While motor neurones normally convey messages from the brain to the muscles via the spinal cord, allowing voluntary movements such as walking, talking, breathing and swallowing, the nerves in MND sufferers become damaged and gradually die, leading to muscle weakness and wasting.
Symptoms include slurring of speech and difficulty swallowing due to weakness of the tongue and throat muscles, stumbling owing to the weakness of leg muscles, and difficulty holding objects due to weakened hand muscles.
MND is progressive and life-shortening, with no cure, so treatment is focused on extending the life and improving the quality of life.
Mutation or Failed Maturation of SOD1 Protein
Under normal circumstances, the protein in question, superoxide dismutase 1 (SOD1), protects cells, but a mutation in its gene is believed to make the protein toxic and it has been linked to hereditary forms of ALS.
Double told The Epoch Times on Monday via email that all proteins undergo numerous changes after the initial “raw” protein is made from the gene, resulting in the protein maturing and being capable of carrying out its normal function.
“If the protein is made from a gene that contains a mutation, then the raw protein is different in structure to the healthy protein,” she said.
This means it might not be able to undergo the normal changes that lead to the healthy mature protein, and therefore its function might be impaired, or it may not function at all, she explained.
“However, our work shows that for the SOD1 protein, even if the raw protein is normal, if the usual maturation steps do not occur as they should, such as the binding of copper to the immature protein when and how it should, then the protein does not develop into the normal mature protein state,” Double said.

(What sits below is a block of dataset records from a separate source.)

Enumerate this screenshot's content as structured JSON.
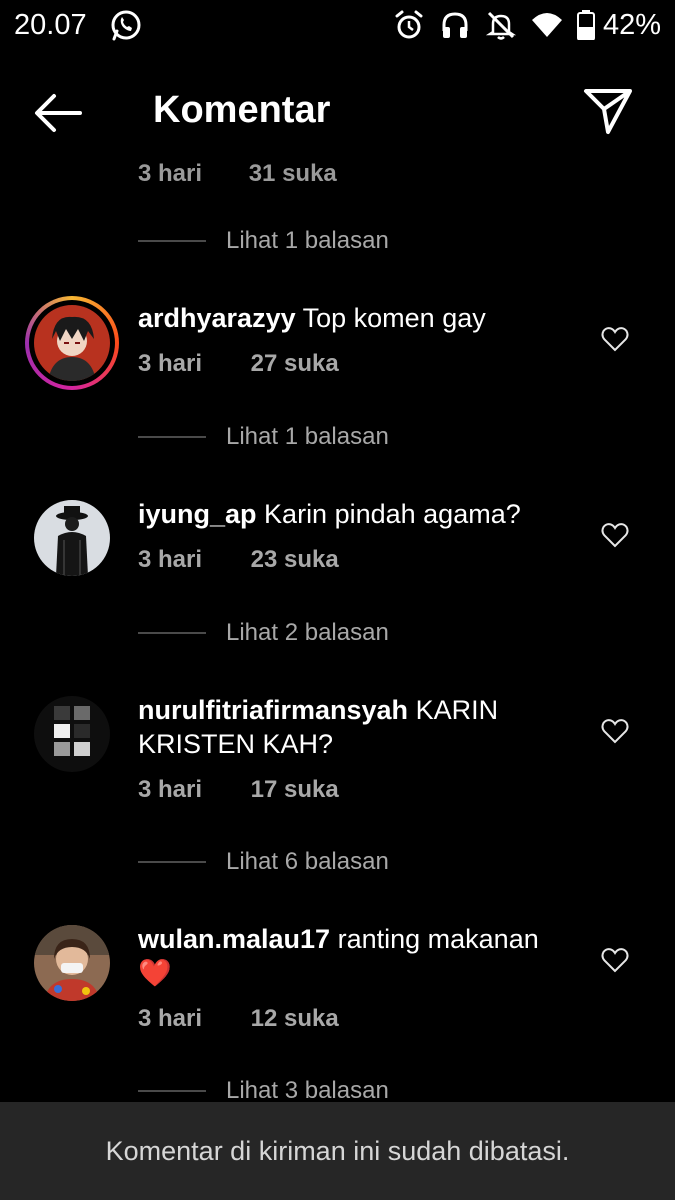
{
  "status_bar": {
    "time": "20.07",
    "icons": [
      "whatsapp-icon",
      "alarm-icon",
      "headset-icon",
      "notifications-off-icon",
      "wifi-icon",
      "battery-icon"
    ],
    "battery_percent": "42%"
  },
  "header": {
    "title": "Komentar",
    "back_icon": "arrow-left-icon",
    "share_icon": "send-icon"
  },
  "partial_comment": {
    "time": "3 hari",
    "likes": "31 suka",
    "replies": "Lihat 1 balasan"
  },
  "comments": [
    {
      "username": "ardhyarazyy",
      "text": "Top komen gay",
      "time": "3 hari",
      "likes": "27 suka",
      "replies": "Lihat 1 balasan",
      "has_story_ring": true
    },
    {
      "username": "iyung_ap",
      "text": "Karin pindah agama?",
      "time": "3 hari",
      "likes": "23 suka",
      "replies": "Lihat 2 balasan",
      "has_story_ring": false
    },
    {
      "username": "nurulfitriafirmansyah",
      "text": "KARIN KRISTEN KAH?",
      "time": "3 hari",
      "likes": "17 suka",
      "replies": "Lihat 6 balasan",
      "has_story_ring": false
    },
    {
      "username": "wulan.malau17",
      "text": "ranting makanan ❤️",
      "time": "3 hari",
      "likes": "12 suka",
      "replies": "Lihat 3 balasan",
      "has_story_ring": false
    }
  ],
  "colors": {
    "background": "#000000",
    "secondary_text": "#a8a8a8",
    "banner_bg": "#262626",
    "heart_red": "#e0242a"
  },
  "banner": {
    "text": "Komentar di kiriman ini sudah dibatasi."
  }
}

“In motor neurone disease patients who don’t have an inherited form of the disease (sporadic disease), it appears the SOD1 protein suffers this fate; that is, it doesn’t mature properly so forms an abnormal protein that is toxic, just like the protein formed from a mutated gene.”
Lead author of the study, Dr. Benjamin Trist, also from Sydney University’s Brain and Mind Centre, said that through studying this abnormal protein in post-mortem tissues from ALS patients, the research had broken new ground.
“We have shown for the first time that mechanisms of disease long hypothesised to occur in animal and cellular models are present in patients with motor neurone disease,” he said.
“This is a significant milestone in our understanding of ALS and motor neurone disease more broadly.”